U.S. Pat. No. 5,167,882 issued to Jacobine et al. Dec. 1, 1992, relates to norbornene/thiol and free radical initiators. These materials are disclosed to lack stability (Col. 3, lines 46-51).
International Publication No. WO 92/02572 relates to an associative blend of electron-donating and electron-accepting groups, principally a mixture of polymeric and monomeric (meth)acrylates with free radical initiators and an inert thermoplastic material. These materials are disclosed to be especially useful for investment casting.
U.S. Pat. No. 4,942,001, issued to Murphy et al. Jul. 17, 1990 relates to polymeric (meth)acrylates blended with an N-vinyl monomer. The incorporation of an N-vinyl monomer such as N-vinyl pyrrolidone is undesirable, as this compound is a suspected carcinogen. It is disclosed that exposure to preferably 0.2 to about 5 Joules per square centimeter (Col. 2, lines 65-66) will partially cure the blend, resulting in gelatinous and mechanically weak object (Col. 3, lines 3-9) and is subject to further exposure to radiation or thermal cure. (Col. 4, lines 32-47).
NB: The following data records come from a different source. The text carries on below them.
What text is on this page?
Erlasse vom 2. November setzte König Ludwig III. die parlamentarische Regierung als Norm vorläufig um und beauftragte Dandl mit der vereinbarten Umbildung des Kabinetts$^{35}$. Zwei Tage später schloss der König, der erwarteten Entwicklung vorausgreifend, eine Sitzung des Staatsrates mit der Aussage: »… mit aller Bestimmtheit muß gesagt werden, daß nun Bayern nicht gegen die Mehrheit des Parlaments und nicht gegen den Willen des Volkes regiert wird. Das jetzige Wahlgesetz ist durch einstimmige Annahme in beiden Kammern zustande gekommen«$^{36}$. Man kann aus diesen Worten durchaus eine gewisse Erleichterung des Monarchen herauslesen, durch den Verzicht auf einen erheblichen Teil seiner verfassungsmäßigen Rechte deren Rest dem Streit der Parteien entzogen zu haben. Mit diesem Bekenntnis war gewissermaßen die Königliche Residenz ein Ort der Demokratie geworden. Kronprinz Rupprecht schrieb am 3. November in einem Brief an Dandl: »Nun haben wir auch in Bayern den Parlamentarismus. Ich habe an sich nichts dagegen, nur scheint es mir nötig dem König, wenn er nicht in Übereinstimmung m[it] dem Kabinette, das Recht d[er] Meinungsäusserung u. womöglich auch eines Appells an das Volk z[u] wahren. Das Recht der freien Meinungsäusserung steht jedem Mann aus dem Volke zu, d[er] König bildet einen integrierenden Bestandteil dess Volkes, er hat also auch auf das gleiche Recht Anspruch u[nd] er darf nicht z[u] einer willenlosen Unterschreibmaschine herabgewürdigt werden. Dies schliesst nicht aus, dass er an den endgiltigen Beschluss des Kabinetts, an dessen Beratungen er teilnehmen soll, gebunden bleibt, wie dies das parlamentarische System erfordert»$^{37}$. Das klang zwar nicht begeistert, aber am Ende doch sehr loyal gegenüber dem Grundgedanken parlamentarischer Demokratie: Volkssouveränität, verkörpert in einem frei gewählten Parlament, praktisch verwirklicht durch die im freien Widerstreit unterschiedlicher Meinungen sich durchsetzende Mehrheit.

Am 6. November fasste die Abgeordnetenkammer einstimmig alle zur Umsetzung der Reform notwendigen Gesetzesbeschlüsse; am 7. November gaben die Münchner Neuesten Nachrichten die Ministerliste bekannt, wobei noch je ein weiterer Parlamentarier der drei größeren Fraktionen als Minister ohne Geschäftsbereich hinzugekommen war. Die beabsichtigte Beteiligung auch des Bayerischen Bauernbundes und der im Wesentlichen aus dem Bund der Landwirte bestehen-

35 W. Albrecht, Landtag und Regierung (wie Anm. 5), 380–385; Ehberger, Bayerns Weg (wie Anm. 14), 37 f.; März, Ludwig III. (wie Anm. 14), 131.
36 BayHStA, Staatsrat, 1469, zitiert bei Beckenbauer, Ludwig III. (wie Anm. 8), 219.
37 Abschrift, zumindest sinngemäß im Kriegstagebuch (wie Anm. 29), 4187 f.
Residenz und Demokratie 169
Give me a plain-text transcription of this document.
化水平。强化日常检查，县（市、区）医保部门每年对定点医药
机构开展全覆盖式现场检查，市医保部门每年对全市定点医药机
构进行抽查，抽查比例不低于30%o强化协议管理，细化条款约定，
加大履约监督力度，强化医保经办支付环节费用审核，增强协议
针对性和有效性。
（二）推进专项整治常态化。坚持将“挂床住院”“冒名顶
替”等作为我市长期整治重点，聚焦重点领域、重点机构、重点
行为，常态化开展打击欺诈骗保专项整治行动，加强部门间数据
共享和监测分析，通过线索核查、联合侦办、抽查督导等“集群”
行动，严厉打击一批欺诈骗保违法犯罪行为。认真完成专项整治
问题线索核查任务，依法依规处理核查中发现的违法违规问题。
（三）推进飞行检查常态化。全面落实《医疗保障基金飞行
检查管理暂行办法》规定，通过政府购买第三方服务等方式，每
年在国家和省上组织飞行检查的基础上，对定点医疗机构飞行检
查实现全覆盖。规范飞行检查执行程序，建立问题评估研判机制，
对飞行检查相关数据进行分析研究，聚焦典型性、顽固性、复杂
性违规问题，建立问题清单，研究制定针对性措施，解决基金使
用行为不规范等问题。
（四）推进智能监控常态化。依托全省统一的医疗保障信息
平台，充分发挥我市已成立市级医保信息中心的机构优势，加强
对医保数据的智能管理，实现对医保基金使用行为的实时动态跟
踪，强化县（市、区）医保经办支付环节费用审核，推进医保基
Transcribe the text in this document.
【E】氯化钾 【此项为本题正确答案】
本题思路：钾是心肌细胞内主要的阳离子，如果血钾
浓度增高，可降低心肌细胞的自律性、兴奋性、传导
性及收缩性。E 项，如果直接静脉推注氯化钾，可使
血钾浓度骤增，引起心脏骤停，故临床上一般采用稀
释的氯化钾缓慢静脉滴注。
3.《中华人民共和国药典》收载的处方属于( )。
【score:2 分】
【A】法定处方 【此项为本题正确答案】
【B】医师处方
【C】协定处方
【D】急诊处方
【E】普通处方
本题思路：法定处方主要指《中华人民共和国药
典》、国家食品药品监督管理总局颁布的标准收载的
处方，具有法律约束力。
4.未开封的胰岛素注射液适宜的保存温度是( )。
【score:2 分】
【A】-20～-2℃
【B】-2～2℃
Various publications relate to (meth)acrylate formulations and free-radical photopackages. EP 506616 corresponding to Canadian Patent No. 2,063,982 relates to polyurethane (meth)acrylate and various (meth)acrylates and contains no photosensitivity data; EP 517657 relates to polyester (meth)acrylates; EP 378144 relates to (meth)acrylated epoxies and discloses that unspecified additives, including oxygen scavengers, can be used; and EP 450254 relates to mixed free-radical and ionic photoinitiators with polymeric and monomeric (meth)acrylates and uses lasers with wavelengths greater than 400 nm. The commercially available materials from these classes can be obtained from Ciba, all of which have an E.sub.c &gt;4 in the range of 300-400 nm.